The reason for using database volumes, as opposed to simply
making the indices in the BLAST databases large enough to
handle all conceivable databases with an eight-byte 'integer',
is that this would have doubled the size of the indices
for all searches no matter how small the database. Hence
very large FASTA files are broken down into a couple of
databases. This process can also be inverted; a user could
manually write an alias file (with a name like 'ntest.nal')
to combine two databases formatted with separate runs of
formatdb.
Look at the *.nal file that is produced when formatdb is
run to see the syntax.
Formatdb must be able to open files larger than 2 Gig in order to work on very large files. This is not a problem on a 64-bit OS and on certain 32-bit OS that allows binaries to be made large-file aware. The 32-bit Solaris formatdb binary on the NCBI FTP site is now compiled large file aware.
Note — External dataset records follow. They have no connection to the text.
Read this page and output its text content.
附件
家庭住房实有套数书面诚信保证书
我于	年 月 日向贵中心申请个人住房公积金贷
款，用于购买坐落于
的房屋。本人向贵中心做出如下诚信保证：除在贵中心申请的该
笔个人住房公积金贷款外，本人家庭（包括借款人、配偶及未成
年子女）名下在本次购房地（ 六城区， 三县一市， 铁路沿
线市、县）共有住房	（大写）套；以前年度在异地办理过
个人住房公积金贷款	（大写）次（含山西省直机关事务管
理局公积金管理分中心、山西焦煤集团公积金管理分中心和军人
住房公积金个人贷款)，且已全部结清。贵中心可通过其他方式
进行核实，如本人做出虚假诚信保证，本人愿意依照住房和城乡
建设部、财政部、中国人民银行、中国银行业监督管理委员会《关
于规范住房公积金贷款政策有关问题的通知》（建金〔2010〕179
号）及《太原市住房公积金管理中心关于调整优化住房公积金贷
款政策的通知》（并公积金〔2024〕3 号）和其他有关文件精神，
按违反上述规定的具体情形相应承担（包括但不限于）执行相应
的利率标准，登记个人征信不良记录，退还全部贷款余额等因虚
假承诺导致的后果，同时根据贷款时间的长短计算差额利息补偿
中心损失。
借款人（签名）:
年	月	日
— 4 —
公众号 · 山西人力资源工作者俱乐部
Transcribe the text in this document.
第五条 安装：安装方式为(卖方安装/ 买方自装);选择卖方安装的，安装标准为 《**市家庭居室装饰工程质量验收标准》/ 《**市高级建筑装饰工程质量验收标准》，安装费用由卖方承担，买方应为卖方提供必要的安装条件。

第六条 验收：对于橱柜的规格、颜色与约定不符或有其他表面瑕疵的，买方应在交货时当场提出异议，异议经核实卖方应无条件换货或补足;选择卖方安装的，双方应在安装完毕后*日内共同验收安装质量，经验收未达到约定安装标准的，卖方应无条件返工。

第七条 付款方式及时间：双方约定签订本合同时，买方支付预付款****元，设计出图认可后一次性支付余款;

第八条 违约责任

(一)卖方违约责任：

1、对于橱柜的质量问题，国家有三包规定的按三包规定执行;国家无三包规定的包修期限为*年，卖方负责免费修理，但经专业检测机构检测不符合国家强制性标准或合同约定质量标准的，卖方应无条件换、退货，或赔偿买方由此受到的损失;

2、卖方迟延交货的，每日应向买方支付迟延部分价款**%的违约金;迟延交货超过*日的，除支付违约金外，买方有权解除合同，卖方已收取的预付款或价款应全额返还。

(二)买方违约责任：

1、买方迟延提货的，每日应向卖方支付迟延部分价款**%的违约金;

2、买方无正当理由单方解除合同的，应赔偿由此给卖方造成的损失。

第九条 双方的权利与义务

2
D.) Note on running formatdb on a database without uncompressing it:
To run formatdb without uncompressing the 'nt' database
one should execute:
uncompress -c nt.Z | formatdb -i stdin -p F -o T -n NT Note
the use of the '-n' option that specifies the name of the
resulting BLAST database. Note also that 'stdin' specifies
that input will be coming from 'standard input'. The NT
FASTA file is not needed for running BLAST searches and
nt.Z may be deleted after formatdb has been run.